Even Christ Himself in His human form faced one of the most prominent stressors of this earth. He faced His death. One account of Jesus in the garden of Gethsemane is given in the gospel of Matthew, chapter 26:36-39:

“Then Jesus came with them to a place called Gethsemane, and said to the disciples, ‘Sit here while I go and pray over there.’ And He took with Him Peter and the two sons of Zebedee, and He began to be sorrowful and deeply distressed. Then He said to them, ‘My soul is exceedingly sorrowful, even to death. Stay here and watch with Me.’ He went a little farther and fell on His face, and prayed, saying, ‘O My Father, if it is possible, let this cup pass from Me; nevertheless, not as I will, but as You will.’

Illustration by Kayla Barthels

This is another great reminder of what we should do when we fear the future. Jesus Christ, sinless and perfect, also felt anxious of the pain and suffering He was about to endure. However, He sets an example for us when He prays for faith and strength to trust in the Father’s will. We, too, can come to God in times of trouble. The Lord encourages us to lay our fears at His feet because He has conquered fear and death by sending His only Son to die for our sins. We have nothing to be afraid of.

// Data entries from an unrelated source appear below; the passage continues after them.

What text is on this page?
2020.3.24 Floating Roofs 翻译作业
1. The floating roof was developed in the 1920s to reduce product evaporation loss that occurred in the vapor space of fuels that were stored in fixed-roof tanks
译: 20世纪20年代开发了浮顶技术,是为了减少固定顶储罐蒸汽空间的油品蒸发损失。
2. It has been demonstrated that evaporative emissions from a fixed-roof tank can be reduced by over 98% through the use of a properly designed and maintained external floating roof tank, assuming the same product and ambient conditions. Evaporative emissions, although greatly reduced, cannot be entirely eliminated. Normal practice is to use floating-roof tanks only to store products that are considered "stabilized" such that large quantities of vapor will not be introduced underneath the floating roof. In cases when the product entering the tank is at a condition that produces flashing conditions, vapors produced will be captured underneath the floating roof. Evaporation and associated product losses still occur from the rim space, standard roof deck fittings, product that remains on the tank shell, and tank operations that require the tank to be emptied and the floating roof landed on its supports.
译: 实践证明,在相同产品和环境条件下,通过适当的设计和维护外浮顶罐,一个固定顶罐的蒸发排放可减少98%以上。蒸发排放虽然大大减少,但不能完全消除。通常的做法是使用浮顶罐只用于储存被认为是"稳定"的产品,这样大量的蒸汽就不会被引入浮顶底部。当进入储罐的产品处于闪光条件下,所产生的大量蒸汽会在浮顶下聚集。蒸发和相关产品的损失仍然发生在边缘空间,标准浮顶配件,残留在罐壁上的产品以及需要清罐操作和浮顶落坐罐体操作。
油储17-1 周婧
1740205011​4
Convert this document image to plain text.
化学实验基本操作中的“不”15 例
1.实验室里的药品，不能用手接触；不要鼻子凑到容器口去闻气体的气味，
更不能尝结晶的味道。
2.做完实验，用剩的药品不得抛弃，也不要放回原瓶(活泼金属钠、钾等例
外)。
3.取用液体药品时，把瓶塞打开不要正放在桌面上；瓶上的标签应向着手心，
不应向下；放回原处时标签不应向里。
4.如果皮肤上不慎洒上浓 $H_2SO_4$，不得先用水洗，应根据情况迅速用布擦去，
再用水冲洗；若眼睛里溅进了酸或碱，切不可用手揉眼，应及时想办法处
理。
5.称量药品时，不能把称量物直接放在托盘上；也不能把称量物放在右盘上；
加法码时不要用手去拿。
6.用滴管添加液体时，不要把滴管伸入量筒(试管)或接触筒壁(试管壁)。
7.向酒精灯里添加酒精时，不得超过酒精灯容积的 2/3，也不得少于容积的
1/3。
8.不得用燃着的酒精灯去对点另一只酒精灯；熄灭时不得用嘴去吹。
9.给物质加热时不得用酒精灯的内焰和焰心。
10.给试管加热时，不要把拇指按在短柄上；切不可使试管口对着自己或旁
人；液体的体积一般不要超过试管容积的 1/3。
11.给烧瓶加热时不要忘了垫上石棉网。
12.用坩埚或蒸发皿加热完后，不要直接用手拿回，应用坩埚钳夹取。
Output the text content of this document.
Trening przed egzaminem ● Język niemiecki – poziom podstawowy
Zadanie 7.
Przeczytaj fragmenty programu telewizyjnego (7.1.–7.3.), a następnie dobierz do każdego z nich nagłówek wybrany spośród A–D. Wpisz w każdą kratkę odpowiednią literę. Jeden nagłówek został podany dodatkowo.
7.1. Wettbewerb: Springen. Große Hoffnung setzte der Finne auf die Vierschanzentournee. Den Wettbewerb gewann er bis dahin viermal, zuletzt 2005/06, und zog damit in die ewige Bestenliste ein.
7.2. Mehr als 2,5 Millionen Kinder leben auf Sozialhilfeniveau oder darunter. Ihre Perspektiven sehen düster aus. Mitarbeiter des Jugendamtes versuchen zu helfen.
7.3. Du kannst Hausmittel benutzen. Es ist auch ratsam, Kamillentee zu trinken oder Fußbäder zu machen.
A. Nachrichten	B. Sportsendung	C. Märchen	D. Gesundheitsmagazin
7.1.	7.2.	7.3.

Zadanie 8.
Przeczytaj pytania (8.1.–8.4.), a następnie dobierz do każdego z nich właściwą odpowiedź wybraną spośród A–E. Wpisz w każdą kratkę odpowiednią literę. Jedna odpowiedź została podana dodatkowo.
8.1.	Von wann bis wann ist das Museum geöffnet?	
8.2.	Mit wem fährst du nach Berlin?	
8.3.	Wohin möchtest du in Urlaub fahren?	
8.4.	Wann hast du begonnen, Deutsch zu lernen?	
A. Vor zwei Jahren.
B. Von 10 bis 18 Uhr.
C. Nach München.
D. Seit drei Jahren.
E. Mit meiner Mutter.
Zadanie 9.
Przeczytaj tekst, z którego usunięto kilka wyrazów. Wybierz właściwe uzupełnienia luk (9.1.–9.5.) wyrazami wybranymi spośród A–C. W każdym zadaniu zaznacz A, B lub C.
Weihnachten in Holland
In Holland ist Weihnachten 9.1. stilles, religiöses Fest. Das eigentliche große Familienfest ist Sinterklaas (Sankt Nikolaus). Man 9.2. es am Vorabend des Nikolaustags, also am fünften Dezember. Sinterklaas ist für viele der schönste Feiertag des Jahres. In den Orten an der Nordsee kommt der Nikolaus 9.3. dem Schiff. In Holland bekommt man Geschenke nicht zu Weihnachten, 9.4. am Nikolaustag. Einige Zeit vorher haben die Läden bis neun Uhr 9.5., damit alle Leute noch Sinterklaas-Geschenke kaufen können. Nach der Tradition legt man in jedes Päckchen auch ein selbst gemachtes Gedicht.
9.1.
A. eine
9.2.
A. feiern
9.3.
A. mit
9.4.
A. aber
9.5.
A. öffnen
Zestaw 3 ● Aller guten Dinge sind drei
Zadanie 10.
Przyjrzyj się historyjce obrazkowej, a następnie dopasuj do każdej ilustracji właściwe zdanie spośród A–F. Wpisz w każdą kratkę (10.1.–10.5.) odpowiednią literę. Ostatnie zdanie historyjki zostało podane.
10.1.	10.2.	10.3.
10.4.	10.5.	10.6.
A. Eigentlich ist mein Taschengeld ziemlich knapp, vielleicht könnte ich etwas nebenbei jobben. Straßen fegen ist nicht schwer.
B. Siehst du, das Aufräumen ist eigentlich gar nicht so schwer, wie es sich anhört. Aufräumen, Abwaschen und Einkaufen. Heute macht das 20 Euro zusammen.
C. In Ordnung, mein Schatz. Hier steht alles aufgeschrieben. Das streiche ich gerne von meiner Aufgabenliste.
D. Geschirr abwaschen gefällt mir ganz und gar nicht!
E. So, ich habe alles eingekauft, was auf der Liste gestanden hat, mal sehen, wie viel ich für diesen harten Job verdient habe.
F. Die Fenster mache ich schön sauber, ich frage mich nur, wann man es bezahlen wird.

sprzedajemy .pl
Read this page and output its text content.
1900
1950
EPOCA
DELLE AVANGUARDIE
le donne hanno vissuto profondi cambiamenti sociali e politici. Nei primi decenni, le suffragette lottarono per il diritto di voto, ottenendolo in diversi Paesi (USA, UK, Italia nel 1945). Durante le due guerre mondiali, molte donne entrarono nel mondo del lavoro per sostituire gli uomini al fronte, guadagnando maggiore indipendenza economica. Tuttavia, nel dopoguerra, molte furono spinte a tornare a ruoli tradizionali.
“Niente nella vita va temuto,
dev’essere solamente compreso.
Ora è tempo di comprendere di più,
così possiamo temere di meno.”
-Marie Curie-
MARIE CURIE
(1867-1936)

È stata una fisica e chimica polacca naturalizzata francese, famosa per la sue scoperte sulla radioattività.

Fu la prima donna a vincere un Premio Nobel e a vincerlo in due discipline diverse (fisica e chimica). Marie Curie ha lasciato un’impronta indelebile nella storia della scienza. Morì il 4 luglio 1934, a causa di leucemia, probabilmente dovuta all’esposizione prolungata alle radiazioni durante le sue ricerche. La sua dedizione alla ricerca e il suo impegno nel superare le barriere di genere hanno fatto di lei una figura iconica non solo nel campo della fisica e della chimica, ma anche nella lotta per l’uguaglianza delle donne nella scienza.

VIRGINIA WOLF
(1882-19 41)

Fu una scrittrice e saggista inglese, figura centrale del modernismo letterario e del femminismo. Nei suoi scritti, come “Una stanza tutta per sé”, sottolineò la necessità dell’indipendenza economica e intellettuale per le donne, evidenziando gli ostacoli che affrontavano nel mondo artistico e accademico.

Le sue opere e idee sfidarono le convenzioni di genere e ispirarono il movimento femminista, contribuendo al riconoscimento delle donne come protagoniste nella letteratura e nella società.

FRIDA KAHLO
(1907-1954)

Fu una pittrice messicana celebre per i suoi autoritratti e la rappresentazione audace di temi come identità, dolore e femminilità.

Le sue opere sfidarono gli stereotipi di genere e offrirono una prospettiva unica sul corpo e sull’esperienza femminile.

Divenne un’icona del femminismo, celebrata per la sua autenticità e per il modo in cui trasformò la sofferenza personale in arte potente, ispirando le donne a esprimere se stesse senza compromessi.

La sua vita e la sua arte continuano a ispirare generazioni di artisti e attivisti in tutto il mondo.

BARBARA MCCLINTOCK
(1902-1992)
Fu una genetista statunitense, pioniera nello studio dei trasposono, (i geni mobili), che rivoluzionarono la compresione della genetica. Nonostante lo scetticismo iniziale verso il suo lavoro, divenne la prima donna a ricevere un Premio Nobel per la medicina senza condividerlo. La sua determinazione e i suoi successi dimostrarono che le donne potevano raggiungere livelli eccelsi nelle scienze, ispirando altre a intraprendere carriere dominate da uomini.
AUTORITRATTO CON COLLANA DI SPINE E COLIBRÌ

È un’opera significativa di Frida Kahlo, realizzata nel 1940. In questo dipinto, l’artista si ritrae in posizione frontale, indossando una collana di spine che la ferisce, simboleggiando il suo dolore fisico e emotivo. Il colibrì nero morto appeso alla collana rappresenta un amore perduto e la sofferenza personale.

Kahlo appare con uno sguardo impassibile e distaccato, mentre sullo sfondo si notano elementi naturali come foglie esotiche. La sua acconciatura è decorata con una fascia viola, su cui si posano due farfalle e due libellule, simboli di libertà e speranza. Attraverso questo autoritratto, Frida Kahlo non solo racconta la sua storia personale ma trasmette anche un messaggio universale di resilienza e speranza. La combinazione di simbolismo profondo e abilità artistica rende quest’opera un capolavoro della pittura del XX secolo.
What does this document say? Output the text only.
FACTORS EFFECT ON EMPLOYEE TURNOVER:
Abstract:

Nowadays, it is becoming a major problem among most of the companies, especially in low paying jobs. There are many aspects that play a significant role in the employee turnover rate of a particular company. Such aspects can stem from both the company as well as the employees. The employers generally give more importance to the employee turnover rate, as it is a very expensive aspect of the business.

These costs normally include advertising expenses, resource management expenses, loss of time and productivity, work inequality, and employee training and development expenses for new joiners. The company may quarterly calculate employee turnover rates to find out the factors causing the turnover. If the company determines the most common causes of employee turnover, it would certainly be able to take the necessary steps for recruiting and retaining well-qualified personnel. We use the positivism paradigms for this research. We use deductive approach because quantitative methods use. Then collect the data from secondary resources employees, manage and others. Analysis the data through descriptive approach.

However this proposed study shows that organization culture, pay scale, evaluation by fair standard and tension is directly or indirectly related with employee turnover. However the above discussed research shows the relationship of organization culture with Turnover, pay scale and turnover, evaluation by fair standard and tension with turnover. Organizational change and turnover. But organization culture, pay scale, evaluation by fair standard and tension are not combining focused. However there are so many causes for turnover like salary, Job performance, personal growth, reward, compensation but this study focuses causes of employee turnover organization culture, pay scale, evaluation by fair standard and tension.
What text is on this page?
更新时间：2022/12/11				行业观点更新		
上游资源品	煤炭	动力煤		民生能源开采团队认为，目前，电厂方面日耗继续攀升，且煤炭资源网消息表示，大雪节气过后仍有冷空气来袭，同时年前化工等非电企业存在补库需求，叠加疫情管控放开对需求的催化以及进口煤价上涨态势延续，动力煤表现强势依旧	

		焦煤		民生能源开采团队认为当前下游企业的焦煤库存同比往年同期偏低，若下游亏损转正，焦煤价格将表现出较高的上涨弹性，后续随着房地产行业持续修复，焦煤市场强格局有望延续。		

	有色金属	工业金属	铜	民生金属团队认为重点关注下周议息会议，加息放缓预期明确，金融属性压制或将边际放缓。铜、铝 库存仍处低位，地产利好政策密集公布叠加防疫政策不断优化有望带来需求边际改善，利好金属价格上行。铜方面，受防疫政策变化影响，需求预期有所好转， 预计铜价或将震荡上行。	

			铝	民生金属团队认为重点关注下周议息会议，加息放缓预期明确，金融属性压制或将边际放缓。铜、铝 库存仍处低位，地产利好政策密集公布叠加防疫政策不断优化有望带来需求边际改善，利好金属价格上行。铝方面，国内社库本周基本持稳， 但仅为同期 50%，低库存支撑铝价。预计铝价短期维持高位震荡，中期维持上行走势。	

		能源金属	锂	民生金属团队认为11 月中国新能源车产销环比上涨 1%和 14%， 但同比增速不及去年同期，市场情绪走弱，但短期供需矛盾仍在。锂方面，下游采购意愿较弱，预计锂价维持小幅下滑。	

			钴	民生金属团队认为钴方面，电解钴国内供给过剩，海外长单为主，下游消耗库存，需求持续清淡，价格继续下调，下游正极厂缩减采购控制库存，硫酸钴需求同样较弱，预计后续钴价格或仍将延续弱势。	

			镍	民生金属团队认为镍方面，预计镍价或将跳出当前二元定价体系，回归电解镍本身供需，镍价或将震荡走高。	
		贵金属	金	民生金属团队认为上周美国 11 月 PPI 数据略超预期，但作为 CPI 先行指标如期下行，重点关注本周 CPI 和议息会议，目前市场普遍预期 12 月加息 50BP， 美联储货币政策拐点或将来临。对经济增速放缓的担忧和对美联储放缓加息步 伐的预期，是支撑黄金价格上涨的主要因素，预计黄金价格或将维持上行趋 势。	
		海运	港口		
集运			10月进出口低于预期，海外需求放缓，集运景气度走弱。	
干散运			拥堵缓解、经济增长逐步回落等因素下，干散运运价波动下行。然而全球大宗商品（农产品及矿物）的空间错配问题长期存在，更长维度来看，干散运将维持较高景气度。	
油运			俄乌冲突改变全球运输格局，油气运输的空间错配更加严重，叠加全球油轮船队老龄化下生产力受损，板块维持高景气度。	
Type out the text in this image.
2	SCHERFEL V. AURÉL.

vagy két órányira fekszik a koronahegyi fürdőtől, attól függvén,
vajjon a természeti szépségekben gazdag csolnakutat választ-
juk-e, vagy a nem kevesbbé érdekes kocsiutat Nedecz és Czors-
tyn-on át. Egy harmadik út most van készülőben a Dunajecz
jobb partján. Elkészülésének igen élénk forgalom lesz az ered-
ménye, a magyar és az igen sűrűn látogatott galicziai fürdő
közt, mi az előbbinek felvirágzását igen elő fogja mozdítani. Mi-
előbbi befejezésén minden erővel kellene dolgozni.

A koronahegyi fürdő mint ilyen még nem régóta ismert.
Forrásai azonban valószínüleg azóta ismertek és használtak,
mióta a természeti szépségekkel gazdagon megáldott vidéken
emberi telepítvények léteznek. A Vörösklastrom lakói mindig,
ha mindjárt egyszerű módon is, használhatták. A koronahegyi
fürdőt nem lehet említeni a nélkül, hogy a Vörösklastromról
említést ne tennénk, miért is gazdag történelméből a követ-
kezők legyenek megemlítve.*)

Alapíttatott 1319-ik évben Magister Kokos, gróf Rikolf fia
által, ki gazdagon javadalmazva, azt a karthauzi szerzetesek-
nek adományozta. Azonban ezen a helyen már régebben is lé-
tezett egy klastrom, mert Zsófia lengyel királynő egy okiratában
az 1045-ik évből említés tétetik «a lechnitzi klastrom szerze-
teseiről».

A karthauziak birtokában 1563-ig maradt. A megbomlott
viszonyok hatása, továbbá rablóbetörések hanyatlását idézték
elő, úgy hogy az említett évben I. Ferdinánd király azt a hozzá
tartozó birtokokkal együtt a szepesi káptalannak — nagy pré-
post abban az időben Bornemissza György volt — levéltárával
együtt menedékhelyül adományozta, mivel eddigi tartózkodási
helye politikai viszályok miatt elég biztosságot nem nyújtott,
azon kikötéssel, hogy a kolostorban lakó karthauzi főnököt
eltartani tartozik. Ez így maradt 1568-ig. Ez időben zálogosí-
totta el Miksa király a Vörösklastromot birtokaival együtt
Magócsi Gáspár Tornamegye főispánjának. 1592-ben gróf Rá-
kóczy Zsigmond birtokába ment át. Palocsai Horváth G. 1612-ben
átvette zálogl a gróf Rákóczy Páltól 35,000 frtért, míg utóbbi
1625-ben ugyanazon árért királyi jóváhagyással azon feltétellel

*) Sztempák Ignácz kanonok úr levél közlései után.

When we come to a fork in the road regarding college, money, relationships, or any other earthly choice, it’s important to remember that those decisions are merely temporal. In terms of eternal matters, the Lord has given His life on the cross. Because of God’s gracious love, we have the assurance of eternal life. There is nothing left undone. There is no need for anxiety. It is not a promise that nothing bad will happen to us, though. 1 Corinthians 10:13 says, “No temptation has overtaken you except such as is common to man; but God is faithful, who will not allow you to be tempted beyond what you are able, but with the temptation will also make the way of escape, that you may be able to bear it.” He reassures us that the trials of this world will be difficult, but God will always give us a way of escape. All temporal anxiety is diminished in the certainty of our eternal life. If God gave His life for us, He certainly will take care of any temporal troubles we encounter in this life until we reach the gates of Heaven.